Obama’s Kenyan roots gave Africa high hopes for his presidency, but those hopes may have been skewed. “Expectations for what he was going to achieve were completely unreasonable and outsized,” says Hudson.
Power Africa, an initiative to double access to electricity in the sub-Saharan region, was Obama’s most substantial program in the southern continent. The program was launched in 2013, but has failed to yield tangible results thus far. Additional efforts include:
• Feed the Future, which targets 12 African countries
• Reauthorization for the African Growth and Opportunity Act (started by Bush)

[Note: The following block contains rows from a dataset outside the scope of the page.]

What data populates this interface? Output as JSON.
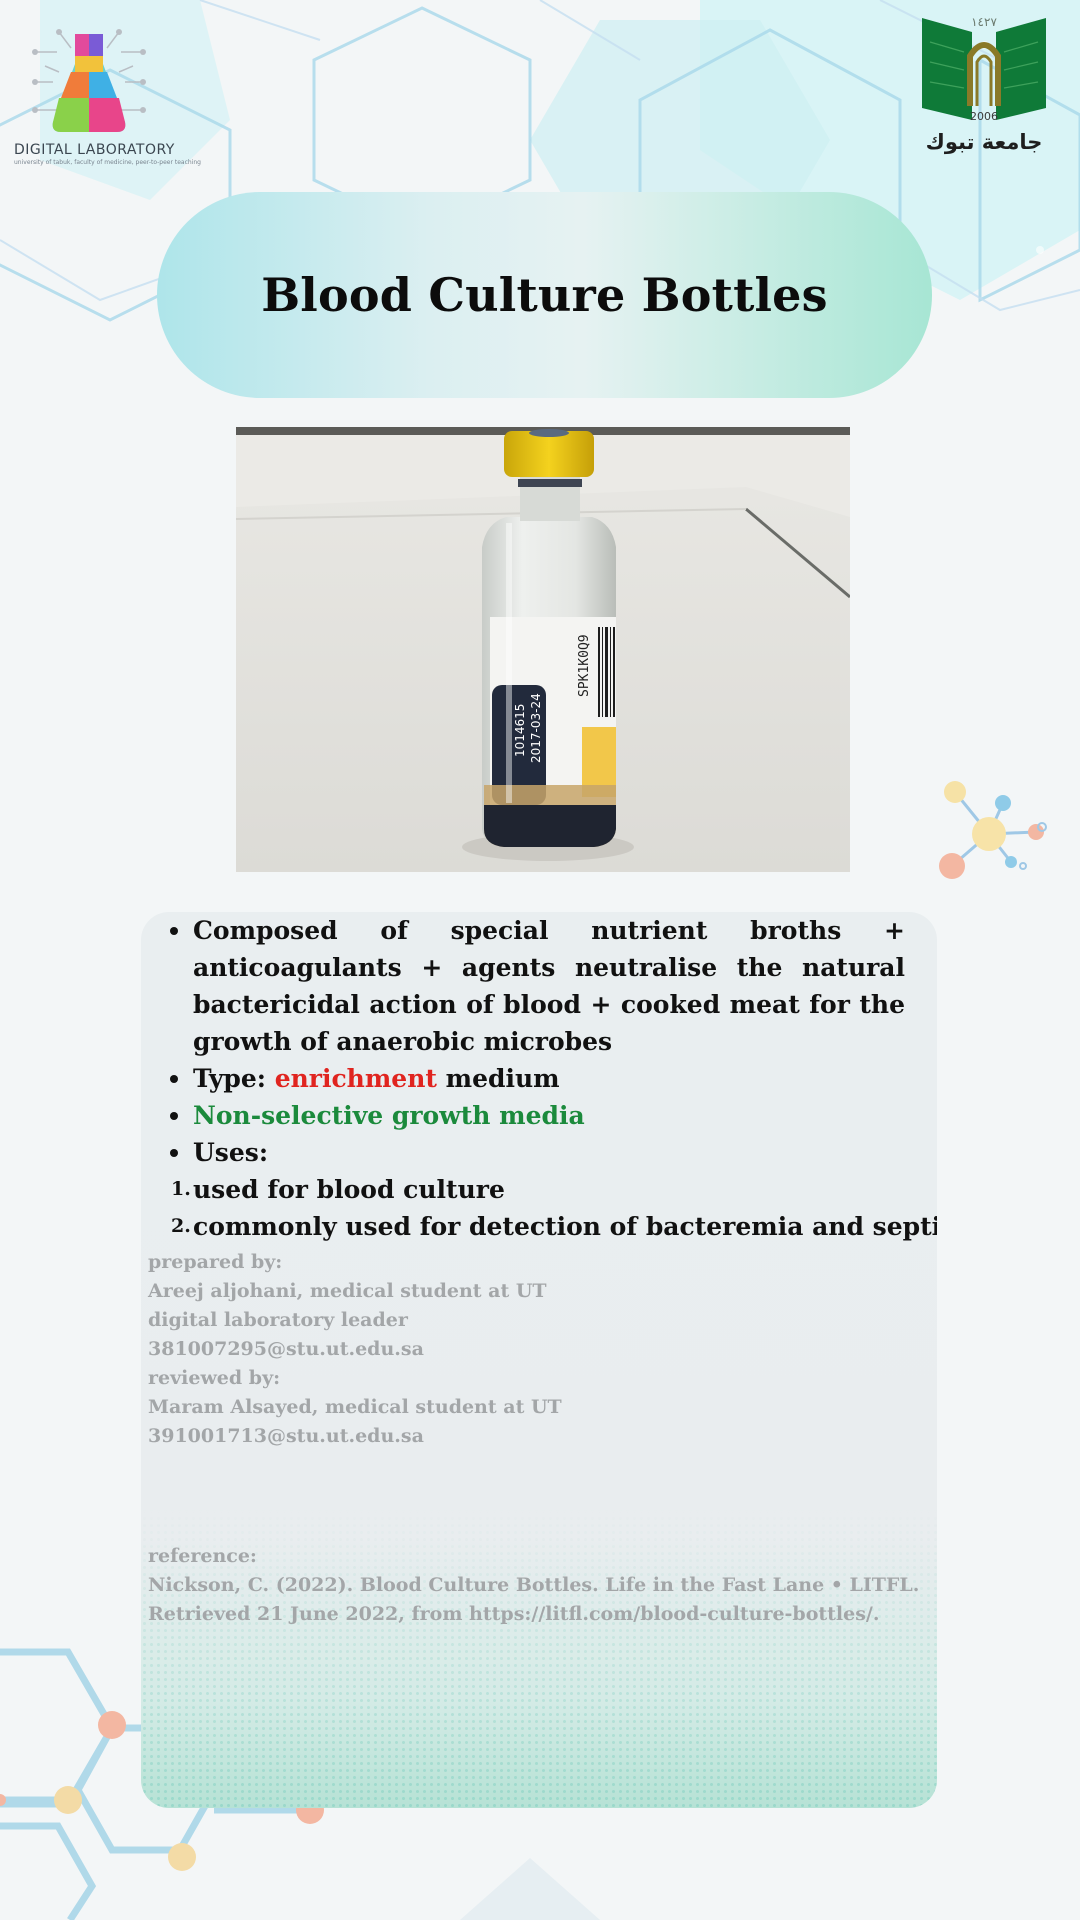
{
  "logos": {
    "left_text": "DIGITAL LABORATORY",
    "left_sub": "university of tabuk, faculty of medicine, peer-to-peer teaching",
    "right_year_arabic": "١٤٢٧",
    "right_year": "2006",
    "right_name": "جامعة تبوك"
  },
  "title": "Blood Culture Bottles",
  "photo": {
    "label_number": "1014615",
    "label_date": "2017-03-24",
    "barcode_text": "SPK1K0Q9"
  },
  "bullets": {
    "composed": "Composed of special nutrient broths + anticoagulants + agents neutralise the natural bactericidal action of blood + cooked meat for the growth of anaerobic microbes",
    "type_prefix": "Type: ",
    "type_value": "enrichment",
    "type_suffix": " medium",
    "selectivity": "Non-selective growth media",
    "uses_label": "Uses:",
    "uses": [
      {
        "num": "1.",
        "text": "used for blood culture"
      },
      {
        "num": "2.",
        "text": "commonly used for detection of bacteremia and septicemia"
      }
    ]
  },
  "credits": {
    "prepared_label": "prepared by:",
    "preparer": "Areej aljohani, medical student at UT",
    "preparer_role": "digital laboratory leader",
    "preparer_email": "381007295@stu.ut.edu.sa",
    "reviewed_label": "reviewed by:",
    "reviewer": "Maram Alsayed, medical student at UT",
    "reviewer_email": "391001713@stu.ut.edu.sa"
  },
  "reference": {
    "label": "reference:",
    "text": "Nickson, C. (2022). Blood Culture Bottles. Life in the Fast Lane • LITFL. Retrieved 21 June 2022, from https://litfl.com/blood-culture-bottles/."
  },
  "colors": {
    "highlight_red": "#e0241f",
    "highlight_green": "#1b8a3c",
    "university_green": "#0f7a38",
    "muted_text": "#a3a6a8"
  }
}
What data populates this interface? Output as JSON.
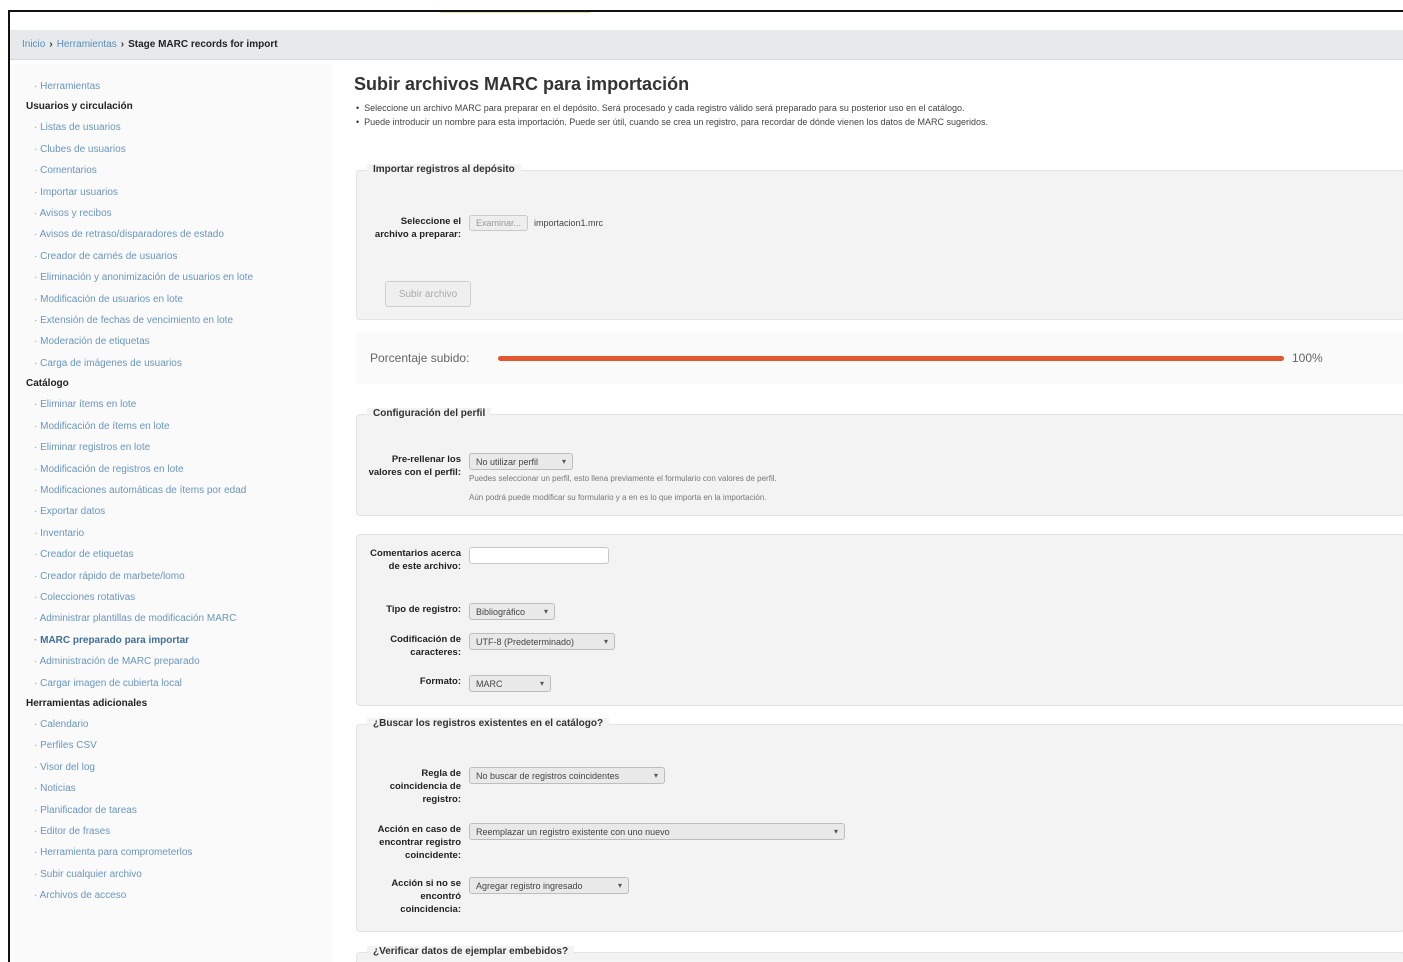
{
  "breadcrumb": {
    "home": "Inicio",
    "tools": "Herramientas",
    "current": "Stage MARC records for import"
  },
  "sidebar": {
    "top_item": "Herramientas",
    "sections": [
      {
        "heading": "Usuarios y circulación",
        "items": [
          "Listas de usuarios",
          "Clubes de usuarios",
          "Comentarios",
          "Importar usuarios",
          "Avisos y recibos",
          "Avisos de retraso/disparadores de estado",
          "Creador de carnés de usuarios",
          "Eliminación y anonimización de usuarios en lote",
          "Modificación de usuarios en lote",
          "Extensión de fechas de vencimiento en lote",
          "Moderación de etiquetas",
          "Carga de imágenes de usuarios"
        ]
      },
      {
        "heading": "Catálogo",
        "items": [
          "Eliminar ítems en lote",
          "Modificación de ítems en lote",
          "Eliminar registros en lote",
          "Modificación de registros en lote",
          "Modificaciones automáticas de ítems por edad",
          "Exportar datos",
          "Inventario",
          "Creador de etiquetas",
          "Creador rápido de marbete/lomo",
          "Colecciones rotativas",
          "Administrar plantillas de modificación MARC",
          "MARC preparado para importar",
          "Administración de MARC preparado",
          "Cargar imagen de cubierta local"
        ]
      },
      {
        "heading": "Herramientas adicionales",
        "items": [
          "Calendario",
          "Perfiles CSV",
          "Visor del log",
          "Noticias",
          "Planificador de tareas",
          "Editor de frases",
          "Herramienta para comprometerlos",
          "Subir cualquier archivo",
          "Archivos de acceso"
        ]
      }
    ],
    "active_item": "MARC preparado para importar"
  },
  "main": {
    "title": "Subir archivos MARC para importación",
    "hints": [
      "Seleccione un archivo MARC para preparar en el depósito. Será procesado y cada registro válido será preparado para su posterior uso en el catálogo.",
      "Puede introducir un nombre para esta importación. Puede ser útil, cuando se crea un registro, para recordar de dónde vienen los datos de MARC sugeridos."
    ]
  },
  "import_section": {
    "legend": "Importar registros al depósito",
    "file_label": "Seleccione el archivo a preparar:",
    "browse_label": "Examinar...",
    "filename": "importacion1.mrc",
    "upload_button": "Subir archivo"
  },
  "progress": {
    "label": "Porcentaje subido:",
    "percent_text": "100%",
    "percent_value": 100,
    "color": "#e2572d"
  },
  "profile_section": {
    "legend": "Configuración del perfil",
    "prefill_label": "Pre-rellenar los valores con el perfil:",
    "prefill_value": "No utilizar perfil",
    "help1": "Puedes seleccionar un perfil, esto llena previamente el formulario con valores de perfil.",
    "help2": "Aún podrá puede modificar su formulario y a en es lo que importa en la importación."
  },
  "options_section": {
    "comments_label": "Comentarios acerca de este archivo:",
    "comments_value": "",
    "record_type_label": "Tipo de registro:",
    "record_type_value": "Bibliográfico",
    "encoding_label": "Codificación de caracteres:",
    "encoding_value": "UTF-8 (Predeterminado)",
    "format_label": "Formato:",
    "format_value": "MARC"
  },
  "match_section": {
    "legend": "¿Buscar los registros existentes en el catálogo?",
    "rule_label": "Regla de coincidencia de registro:",
    "rule_value": "No buscar de registros coincidentes",
    "action_found_label": "Acción en caso de encontrar registro coincidente:",
    "action_found_value": "Reemplazar un registro existente con uno nuevo",
    "action_notfound_label": "Acción si no se encontró coincidencia:",
    "action_notfound_value": "Agregar registro ingresado"
  },
  "verify_section": {
    "legend": "¿Verificar datos de ejemplar embebidos?"
  }
}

• US response to Ebola outbreak in West Africa
Even so, Obama can’t hope to match what Bush accomplished, such as a 600% increase in the US Agency for International Development. Speaking of Obama’s Power Africa project, EJ Hogendoorn of the International Crisis Group says: “My experience in Africa is that things always take longer than you would hope. These large-scale infrastructure projects are not easy to get off the ground, particularly in places where it’s actually difficult to do business … I do think we need to be somewhat patient.”
Hogendoorn says Obama needs to focus on ending the conflicts in Central African Republic, Somalia, Sudan, and others. “Unfortunately, the reality is that Africa remains a relatively lower priority issue for most of the political establishment in Washington and that’s reflected in the Obama administration’s foreign priorities.”
While Obama turns to face ISIS and the humanitarian crisis in Syria, some of the African conflicts quashed by Bush have started to heat up again. In South Sudan – a country created by the historic peace agreement facilitated by President Bush – violence erupted in 2013 and continues unchecked today.